He will also remove the cash allowance from any grey fleet driver who does not conform to policy.

Rayner says it is essential that drivers understand the cultural shift towards improvement.

“Once they see it as monitoring to help them, not get rid of them, they become engaged. Everyone can see the system and their progress.”

Unusually, Zenith has seen little need for structured driver training, often considered a staple of better environmental performance.

“Our transport supervisors will give drivers tips on their driving and we are going to train the supervisors to be driver-assessors to help the drivers understand how they should handle that particular vehicle,” says Rayner.

The company had eschewed blanket training as costly and time-consuming but expected to look at targeted training once it identified individual traits.

However, Rayner says: “There has been very little need because our driving events and fuel usage have gone right down.”

The use of club cars, pool cars and car sharing can all contribute to cutting mileage – the more effort a driver has to make in order to ‘book’ the vehicle the more they will do so only when the journey is essential. 

Driver training can make substantial savings in terms of fuel efficiency and usually these benefits go hand in hand with safety and compliance.

Nonetheless, fuel savings of 5-15% are not uncommon among newly-trained drivers.

The Energy Saving Trust (EST) offers 50-minute courses for £20 per employee and says some drivers achieve fuel savings of 17% on the day, likely to settle down to a long-term saving of 5%.

Ceuta Healthcare used the fact that drivers covering 12,000 miles a year could save a minimum of £250 on fuel to sell the EST training to its workforce, on the basis that it would save them money as individuals too.

One of the challenges of driver training is sustaining the improvements and not allowing people to lapse back into poor habits.
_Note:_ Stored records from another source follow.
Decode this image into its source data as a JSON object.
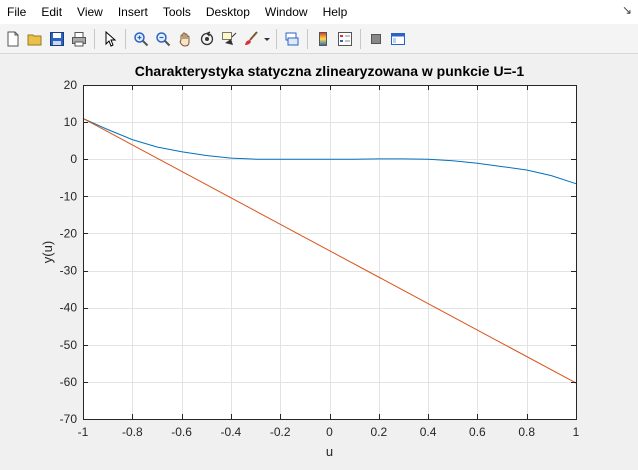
{
  "menu": {
    "items": [
      "File",
      "Edit",
      "View",
      "Insert",
      "Tools",
      "Desktop",
      "Window",
      "Help"
    ],
    "corner_glyph": "↘"
  },
  "toolbar": {
    "icons": [
      "new-figure-icon",
      "open-file-icon",
      "save-icon",
      "print-icon",
      "pointer-icon",
      "zoom-in-icon",
      "zoom-out-icon",
      "pan-icon",
      "rotate-3d-icon",
      "data-cursor-icon",
      "brush-icon",
      "link-plot-icon",
      "colorbar-icon",
      "legend-icon",
      "hide-plot-tools-icon",
      "show-plot-tools-icon"
    ],
    "colors": {
      "blue": "#2b63c4",
      "gray": "#777777"
    }
  },
  "chart_data": {
    "type": "line",
    "title": "Charakterystyka statyczna zlinearyzowana w punkcie U=-1",
    "xlabel": "u",
    "ylabel": "y(u)",
    "xlim": [
      -1,
      1
    ],
    "ylim": [
      -70,
      20
    ],
    "xticks": [
      -1,
      -0.8,
      -0.6,
      -0.4,
      -0.2,
      0,
      0.2,
      0.4,
      0.6,
      0.8,
      1
    ],
    "xtick_labels": [
      "-1",
      "-0.8",
      "-0.6",
      "-0.4",
      "-0.2",
      "0",
      "0.2",
      "0.4",
      "0.6",
      "0.8",
      "1"
    ],
    "yticks": [
      20,
      10,
      0,
      -10,
      -20,
      -30,
      -40,
      -50,
      -60,
      -70
    ],
    "ytick_labels": [
      "20",
      "10",
      "0",
      "-10",
      "-20",
      "-30",
      "-40",
      "-50",
      "-60",
      "-70"
    ],
    "grid": true,
    "series": [
      {
        "color": "#0072bd",
        "x": [
          -1,
          -0.9,
          -0.8,
          -0.7,
          -0.6,
          -0.5,
          -0.4,
          -0.3,
          -0.2,
          -0.1,
          0,
          0.1,
          0.2,
          0.3,
          0.4,
          0.5,
          0.6,
          0.7,
          0.8,
          0.9,
          1
        ],
        "y": [
          11,
          8,
          5.3,
          3.3,
          2,
          1,
          0.3,
          0,
          0,
          0,
          0,
          0,
          0.1,
          0.1,
          0,
          -0.4,
          -1.1,
          -2,
          -2.9,
          -4.4,
          -6.6
        ]
      },
      {
        "color": "#d95319",
        "x": [
          -1,
          1
        ],
        "y": [
          11,
          -60.3
        ]
      }
    ]
  }
}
Technology can play a valuable role here, both as an ever-vigilant observer and also through providing real-time reports to managers, driver-trainers and the drivers themselves.

Telematics systems can mean anything from tracking vehicles’ progress to interrogating the engine management system, but the most immediate effect can come from those which give drivers traffic light ratings or real-time instruction as they progress.

Ashwoods Automotive’s Lightfoot system which is currently available for Citroën, Renault, Peugeot, Nissan and Volkswagen vans, for example, takes into account gradient, load and road conditions and coaches the driver on how to make the vehicle perform in the most fuel-efficient and, therefore, most environmentally-friendly way.